The University of Iowa, for example, currently pays about $275 per unit and $19 per month for access, according to Mike Wilson, fleet services manager.
He recalls a rainy day when a student called to ask when a bus would be coming by her location. “With the GPS, we saw the bus was about three blocks away, and we were able to provide her with the information,” he says. Staff also informed the bus driver to be on the lookout for the student, who was waiting in a car due to the weather.
At The University of Iowa, several applications of fleet telematics focus on student and staff safety, says Mike Wilson, fleet services manager. At a glance, staff can see the location of shuttle vehicles that transport hospital workers to commuter parking lots in the late evening. And through an on-demand service dubbed “Night Ride,” a dispatcher can route the closest vehicle to a student’s pick-up location during late hours.

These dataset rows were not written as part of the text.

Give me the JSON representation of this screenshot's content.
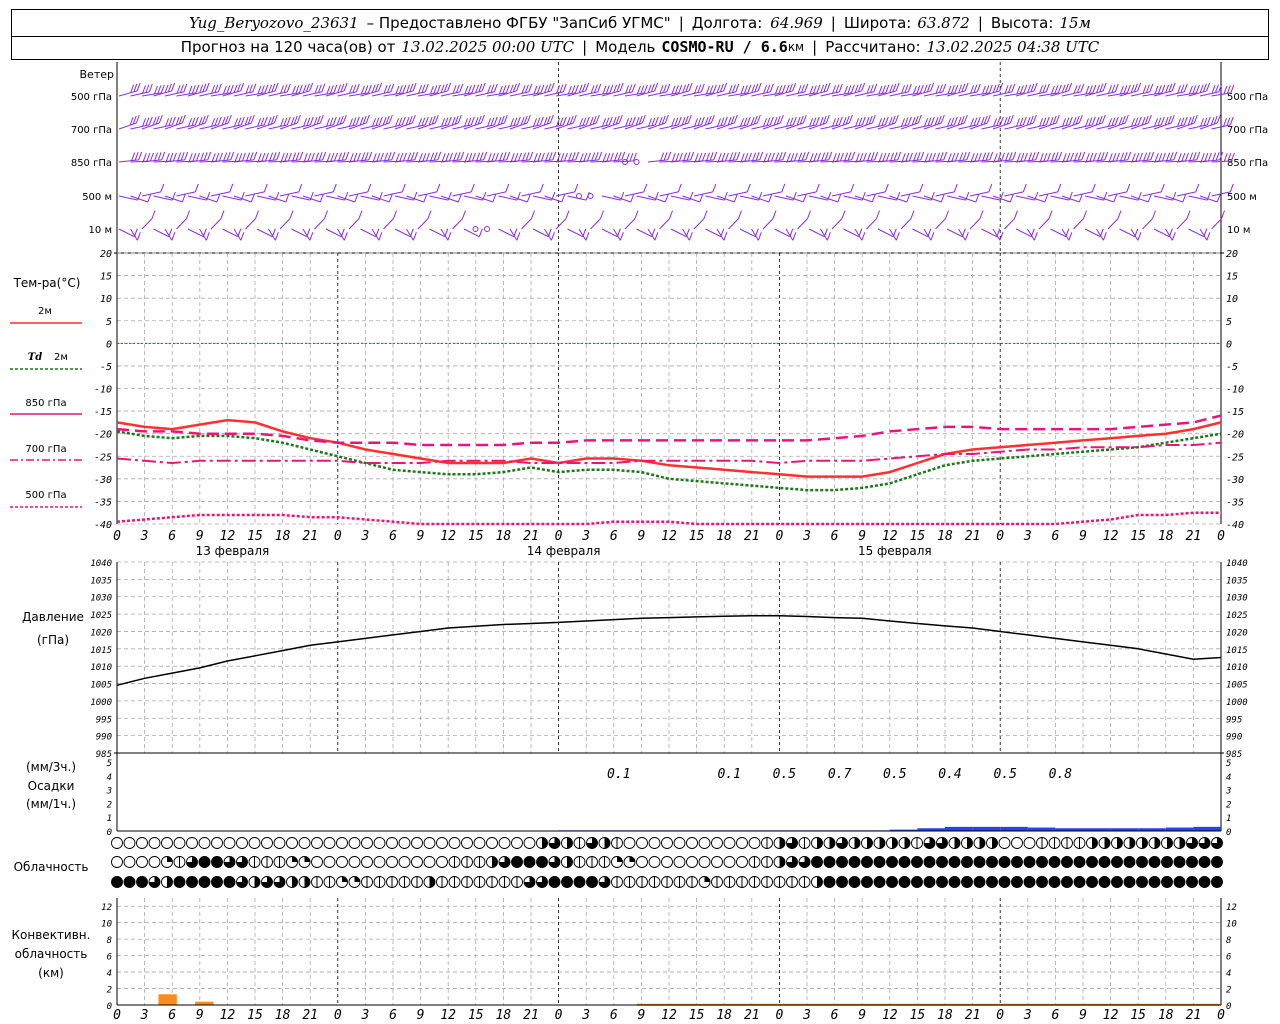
{
  "header": {
    "station": "Yug_Beryozovo_23631",
    "provided_by": "– Предоставлено ФГБУ \"ЗапСиб УГМС\"",
    "lon_label": "Долгота:",
    "lon": "64.969",
    "lat_label": "Широта:",
    "lat": "63.872",
    "alt_label": "Высота:",
    "alt": "15м",
    "forecast": "Прогноз на 120 часа(ов) от",
    "forecast_time": "13.02.2025 00:00 UTC",
    "model_label": "Модель",
    "model": "COSMO-RU / 6.6",
    "model_unit": "км",
    "calc_label": "Рассчитано:",
    "calc_time": "13.02.2025 04:38 UTC"
  },
  "labels": {
    "wind": "Ветер",
    "temp": "Тем-ра(°C)",
    "t2m": "2м",
    "td": "Td",
    "td2m": "2м",
    "t850": "850 гПа",
    "t700": "700 гПа",
    "t500": "500 гПа",
    "pressure": "Давление",
    "pressure_unit": "(гПа)",
    "precip_unit3": "(мм/3ч.)",
    "precip": "Осадки",
    "precip_unit1": "(мм/1ч.)",
    "cloud": "Облачность",
    "conv1": "Конвективн.",
    "conv2": "облачность",
    "conv3": "(км)"
  },
  "colors": {
    "wind": "#8a2be2",
    "t2m": "#ff3030",
    "td": "#1a7a1a",
    "levels": "#e8157a",
    "zero": "#2244ff",
    "precip": "#2244ee",
    "conv": "#ff8c1a"
  },
  "chart_data": [
    {
      "type": "wind-barbs",
      "levels": [
        "500 гПа",
        "700 гПа",
        "850 гПа",
        "500 м",
        "10 м"
      ],
      "note_calm": "o"
    },
    {
      "type": "line",
      "x_hours": [
        0,
        3,
        6,
        9,
        12,
        15,
        18,
        21,
        24,
        27,
        30,
        33,
        36,
        39,
        42,
        45,
        48,
        51,
        54,
        57,
        60,
        63,
        66,
        69,
        72,
        75,
        78,
        81,
        84,
        87,
        90,
        93,
        96,
        99,
        102,
        105,
        108,
        111,
        114,
        117,
        120
      ],
      "yticks": [
        20,
        15,
        10,
        5,
        0,
        -5,
        -10,
        -15,
        -20,
        -25,
        -30,
        -35,
        -40
      ],
      "ylim": [
        -40,
        20
      ],
      "series": [
        {
          "name": "2м",
          "values": [
            -17.5,
            -18.5,
            -19,
            -18,
            -17,
            -17.5,
            -19.5,
            -21,
            -22,
            -23.5,
            -24.5,
            -25.5,
            -26.5,
            -26.5,
            -26.5,
            -25.5,
            -26.5,
            -25.5,
            -25.5,
            -26,
            -27,
            -27.5,
            -28,
            -28.5,
            -29,
            -29.5,
            -29.5,
            -29.5,
            -28.5,
            -26.5,
            -24.5,
            -23.5,
            -23,
            -22.5,
            -22,
            -21.5,
            -21,
            -20.5,
            -20,
            -19,
            -17.5
          ]
        },
        {
          "name": "Td 2м",
          "values": [
            -19.5,
            -20.5,
            -21,
            -20.5,
            -20.5,
            -21,
            -22,
            -23.5,
            -25,
            -26.5,
            -28,
            -28.5,
            -29,
            -29,
            -28.5,
            -27.5,
            -28.5,
            -28,
            -28,
            -28.5,
            -30,
            -30.5,
            -31,
            -31.5,
            -32,
            -32.5,
            -32.5,
            -32,
            -31,
            -29,
            -27,
            -26,
            -25.5,
            -25,
            -24.5,
            -24,
            -23.5,
            -23,
            -22,
            -21,
            -20
          ]
        },
        {
          "name": "850 гПа",
          "values": [
            -19,
            -19.5,
            -19.5,
            -20,
            -20,
            -20,
            -20.5,
            -21.5,
            -22,
            -22,
            -22,
            -22.5,
            -22.5,
            -22.5,
            -22.5,
            -22,
            -22,
            -21.5,
            -21.5,
            -21.5,
            -21.5,
            -21.5,
            -21.5,
            -21.5,
            -21.5,
            -21.5,
            -21,
            -20.5,
            -19.5,
            -19,
            -18.5,
            -18.5,
            -19,
            -19,
            -19,
            -19,
            -19,
            -18.5,
            -18,
            -17.5,
            -16
          ]
        },
        {
          "name": "700 гПа",
          "values": [
            -25.5,
            -26,
            -26.5,
            -26,
            -26,
            -26,
            -26,
            -26,
            -26,
            -26.5,
            -26.5,
            -26.5,
            -26,
            -26,
            -26,
            -26.5,
            -26.5,
            -26.5,
            -26.5,
            -26,
            -26,
            -26,
            -26,
            -26,
            -26.5,
            -26,
            -26,
            -26,
            -25.5,
            -25,
            -24.5,
            -24.5,
            -24,
            -23.5,
            -23.5,
            -23,
            -23,
            -23,
            -22.5,
            -22.5,
            -22
          ]
        },
        {
          "name": "500 гПа",
          "values": [
            -39.5,
            -39,
            -38.5,
            -38,
            -38,
            -38,
            -38,
            -38.5,
            -38.5,
            -39,
            -39.5,
            -40,
            -40.5,
            -40.5,
            -40.5,
            -40.5,
            -40.5,
            -40,
            -39.5,
            -39.5,
            -39.5,
            -40,
            -40,
            -40,
            -40,
            -40.5,
            -40.5,
            -40.5,
            -40.5,
            -40.5,
            -40.5,
            -40.5,
            -40.5,
            -40.5,
            -40,
            -39.5,
            -39,
            -38,
            -38,
            -37.5,
            -37.5
          ]
        }
      ],
      "date_labels": [
        {
          "hour": 12,
          "text": "13 февраля"
        },
        {
          "hour": 48,
          "text": "14 февраля"
        },
        {
          "hour": 84,
          "text": "15 февраля"
        }
      ]
    },
    {
      "type": "line",
      "name": "Давление",
      "yticks": [
        1040,
        1035,
        1030,
        1025,
        1020,
        1015,
        1010,
        1005,
        1000,
        995,
        990,
        985
      ],
      "ylim": [
        985,
        1040
      ],
      "x_hours": [
        0,
        3,
        6,
        9,
        12,
        15,
        18,
        21,
        24,
        27,
        30,
        33,
        36,
        39,
        42,
        45,
        48,
        51,
        54,
        57,
        60,
        63,
        66,
        69,
        72,
        75,
        78,
        81,
        84,
        87,
        90,
        93,
        96,
        99,
        102,
        105,
        108,
        111,
        114,
        117,
        120
      ],
      "values": [
        1004.5,
        1006.5,
        1008,
        1009.5,
        1011.5,
        1013,
        1014.5,
        1016,
        1017,
        1018,
        1019,
        1020,
        1021,
        1021.5,
        1022,
        1022.3,
        1022.6,
        1023,
        1023.4,
        1023.8,
        1024,
        1024.2,
        1024.4,
        1024.5,
        1024.5,
        1024.3,
        1024,
        1023.8,
        1023,
        1022.3,
        1021.6,
        1021,
        1020,
        1019,
        1018,
        1017,
        1016,
        1015,
        1013.5,
        1012,
        1012.5
      ]
    },
    {
      "type": "bar",
      "name": "Осадки",
      "yticks": [
        5,
        4,
        3,
        2,
        1,
        0
      ],
      "ylim": [
        0,
        5
      ],
      "x_hours": [
        51,
        54,
        57,
        60,
        63,
        66,
        69,
        72,
        75,
        78,
        81,
        84,
        87,
        90,
        93,
        96,
        99,
        102,
        105,
        108,
        111,
        114,
        117,
        120
      ],
      "values_1h": [
        0.05,
        0.05,
        0.05,
        0.05,
        0.05,
        0.05,
        0.05,
        0.05,
        0.05,
        0.05,
        0.05,
        0.05,
        0.1,
        0.2,
        0.3,
        0.3,
        0.3,
        0.25,
        0.2,
        0.2,
        0.2,
        0.2,
        0.25,
        0.3
      ],
      "labels_3h": [
        {
          "hour": 54,
          "text": "0.1"
        },
        {
          "hour": 66,
          "text": "0.1"
        },
        {
          "hour": 72,
          "text": "0.5"
        },
        {
          "hour": 78,
          "text": "0.7"
        },
        {
          "hour": 84,
          "text": "0.5"
        },
        {
          "hour": 90,
          "text": "0.4"
        },
        {
          "hour": 96,
          "text": "0.5"
        },
        {
          "hour": 102,
          "text": "0.8"
        }
      ]
    },
    {
      "type": "cloud-symbols",
      "rows": 3,
      "note": "0 = clear (empty circle) .. 8 = overcast (filled circle)",
      "row_values": [
        [
          0,
          0,
          0,
          0,
          0,
          0,
          0,
          0,
          0,
          0,
          0,
          0,
          0,
          0,
          0,
          0,
          0,
          0,
          0,
          0,
          0,
          0,
          0,
          0,
          0,
          0,
          0,
          0,
          0,
          0,
          0,
          0,
          0,
          0,
          5,
          6,
          5,
          4,
          6,
          5,
          4,
          0,
          0,
          0,
          0,
          0,
          0,
          0,
          0,
          0,
          0,
          0,
          4,
          5,
          6,
          4,
          5,
          5,
          6,
          5,
          5,
          5,
          5,
          5,
          4,
          6,
          6,
          5,
          5,
          5,
          5,
          0,
          0,
          0,
          4,
          4,
          4,
          4,
          5,
          5,
          5,
          5,
          5,
          5,
          5,
          5,
          6,
          6,
          7
        ],
        [
          0,
          0,
          0,
          0,
          3,
          4,
          6,
          8,
          8,
          6,
          6,
          4,
          4,
          4,
          2,
          2,
          0,
          0,
          0,
          0,
          0,
          0,
          0,
          0,
          0,
          0,
          0,
          4,
          4,
          4,
          5,
          6,
          8,
          8,
          8,
          6,
          5,
          4,
          4,
          4,
          2,
          2,
          0,
          0,
          0,
          0,
          0,
          0,
          0,
          0,
          0,
          4,
          4,
          5,
          6,
          7,
          8,
          8,
          8,
          8,
          8,
          8,
          8,
          8,
          8,
          8,
          8,
          8,
          8,
          8,
          8,
          8,
          8,
          8,
          8,
          8,
          8,
          8,
          8,
          8,
          8,
          8,
          8,
          8,
          8,
          8,
          8,
          8,
          8
        ],
        [
          8,
          8,
          8,
          6,
          5,
          8,
          8,
          8,
          8,
          8,
          6,
          5,
          6,
          6,
          5,
          5,
          4,
          4,
          2,
          2,
          4,
          4,
          4,
          4,
          4,
          5,
          4,
          4,
          4,
          4,
          4,
          4,
          4,
          6,
          6,
          8,
          8,
          8,
          8,
          6,
          4,
          4,
          4,
          4,
          4,
          4,
          4,
          2,
          4,
          4,
          4,
          4,
          4,
          4,
          4,
          4,
          5,
          8,
          8,
          8,
          8,
          8,
          8,
          8,
          8,
          8,
          8,
          8,
          8,
          8,
          8,
          8,
          8,
          8,
          8,
          8,
          8,
          8,
          8,
          8,
          8,
          8,
          8,
          8,
          8,
          8,
          8,
          8,
          8
        ]
      ]
    },
    {
      "type": "bar",
      "name": "Конвективн. облачность",
      "yticks": [
        12,
        10,
        8,
        6,
        4,
        2,
        0
      ],
      "ylim": [
        0,
        13
      ],
      "segments": [
        {
          "from": 4.5,
          "to": 6.5,
          "value": 1.3
        },
        {
          "from": 8.5,
          "to": 10.5,
          "value": 0.4
        },
        {
          "from": 56.5,
          "to": 120,
          "value": 0.15
        }
      ]
    }
  ],
  "x_ticks": [
    "0",
    "3",
    "6",
    "9",
    "12",
    "15",
    "18",
    "21",
    "0",
    "3",
    "6",
    "9",
    "12",
    "15",
    "18",
    "21",
    "0",
    "3",
    "6",
    "9",
    "12",
    "15",
    "18",
    "21",
    "0",
    "3",
    "6"
  ]
}
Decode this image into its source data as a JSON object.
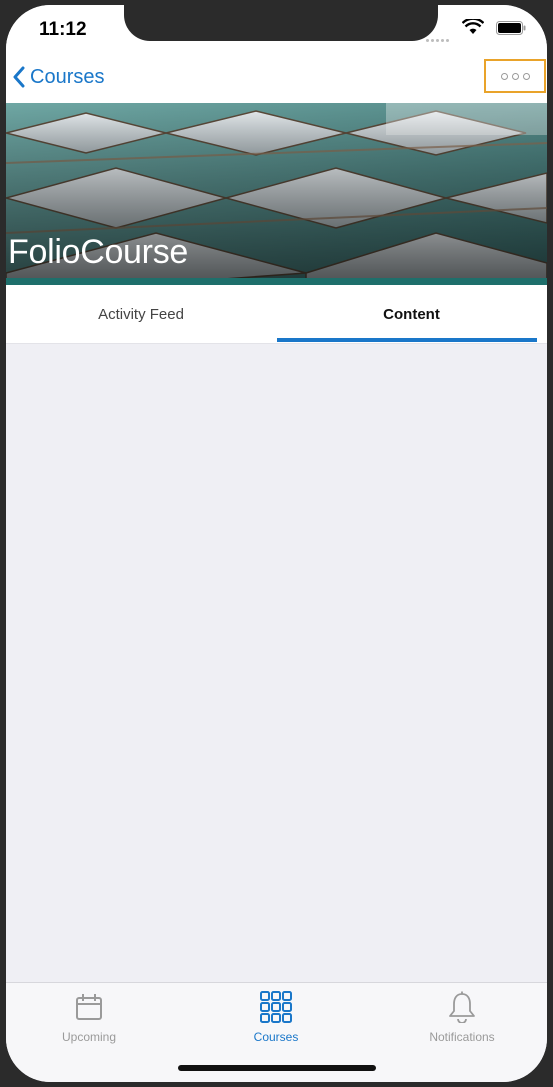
{
  "status_bar": {
    "time": "11:12"
  },
  "nav": {
    "back_label": "Courses",
    "more_icon": "ellipsis-icon",
    "more_highlight_color": "#e9a32a"
  },
  "hero": {
    "course_title": "FolioCourse"
  },
  "tabs": [
    {
      "label": "Activity Feed",
      "selected": false
    },
    {
      "label": "Content",
      "selected": true
    }
  ],
  "bottom_tabs": [
    {
      "label": "Upcoming",
      "icon": "calendar-icon",
      "selected": false
    },
    {
      "label": "Courses",
      "icon": "grid-icon",
      "selected": true
    },
    {
      "label": "Notifications",
      "icon": "bell-icon",
      "selected": false
    }
  ],
  "colors": {
    "accent": "#1a77c9",
    "hero_accent": "#1e6f6b",
    "background": "#efeff4"
  }
}
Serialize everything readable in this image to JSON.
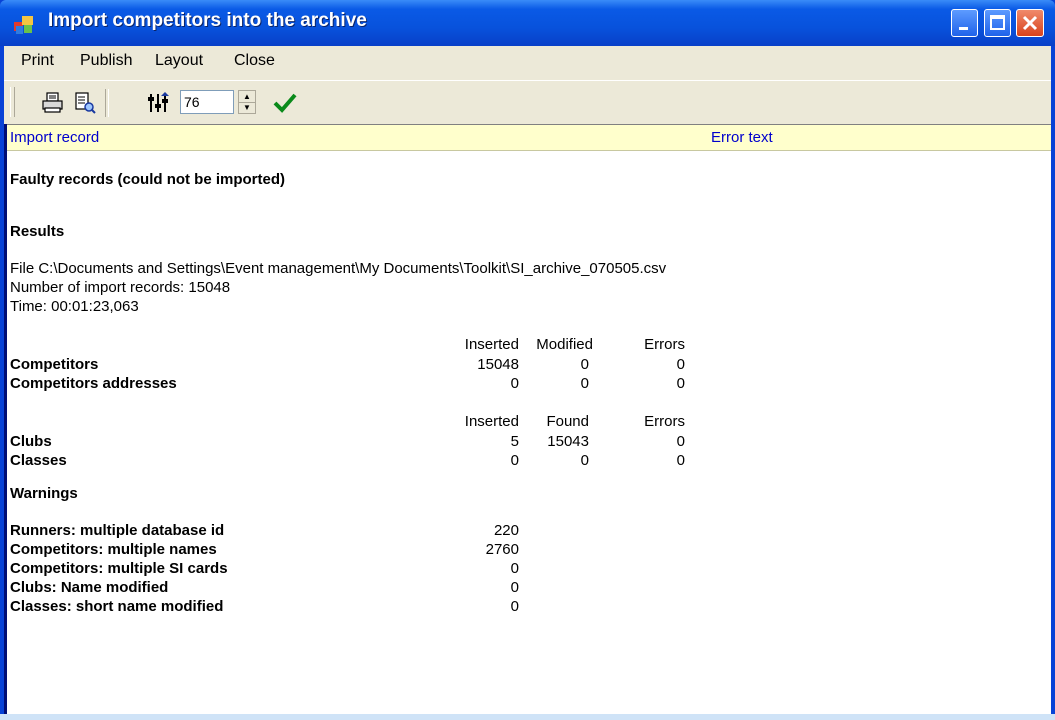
{
  "window": {
    "title": "Import competitors into the archive",
    "colors": {
      "titlebar": "#0a5ae6",
      "header_band": "#ffffcc",
      "header_text": "#0000cc"
    }
  },
  "menu": {
    "items": [
      "Print",
      "Publish",
      "Layout",
      "Close"
    ]
  },
  "toolbar": {
    "zoom_value": "76",
    "icons": [
      "print-icon",
      "print-preview-icon",
      "settings-icon",
      "checkmark-icon"
    ]
  },
  "columns": {
    "import_record": "Import record",
    "error_text": "Error text"
  },
  "report": {
    "faulty_heading": "Faulty records (could not be imported)",
    "results_heading": "Results",
    "file_line": "File C:\\Documents and Settings\\Event management\\My Documents\\Toolkit\\SI_archive_070505.csv",
    "records_line": "Number of import records: 15048",
    "time_line": "Time: 00:01:23,063",
    "table1": {
      "headers": [
        "Inserted",
        "Modified",
        "Errors"
      ],
      "rows": [
        {
          "label": "Competitors",
          "values": [
            "15048",
            "0",
            "0"
          ]
        },
        {
          "label": "Competitors addresses",
          "values": [
            "0",
            "0",
            "0"
          ]
        }
      ]
    },
    "table2": {
      "headers": [
        "Inserted",
        "Found",
        "Errors"
      ],
      "rows": [
        {
          "label": "Clubs",
          "values": [
            "5",
            "15043",
            "0"
          ]
        },
        {
          "label": "Classes",
          "values": [
            "0",
            "0",
            "0"
          ]
        }
      ]
    },
    "warnings_heading": "Warnings",
    "warnings": [
      {
        "label": "Runners: multiple database id",
        "value": "220"
      },
      {
        "label": "Competitors: multiple names",
        "value": "2760"
      },
      {
        "label": "Competitors: multiple SI cards",
        "value": "0"
      },
      {
        "label": "Clubs: Name modified",
        "value": "0"
      },
      {
        "label": "Classes: short name modified",
        "value": "0"
      }
    ]
  }
}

Also read: Fleet feats on college campuses
Another service benefit, says Tia Hysell, director of transportation and parking services at Ohio University, involves public transit. The university’s campus vehicles got equipped with GPS technology in 2014 and telematic software in 2015. Allowing riders to easily view interconnectivity between service routes has resulted in improved navigation between campus and city transit connections.
And in today’s connected world, the enhanced service achieved by GPS and telematics technology is not just appreciated but expected.
Mark Rowh, a Virginia-based writer, is a frequent contributor to UB.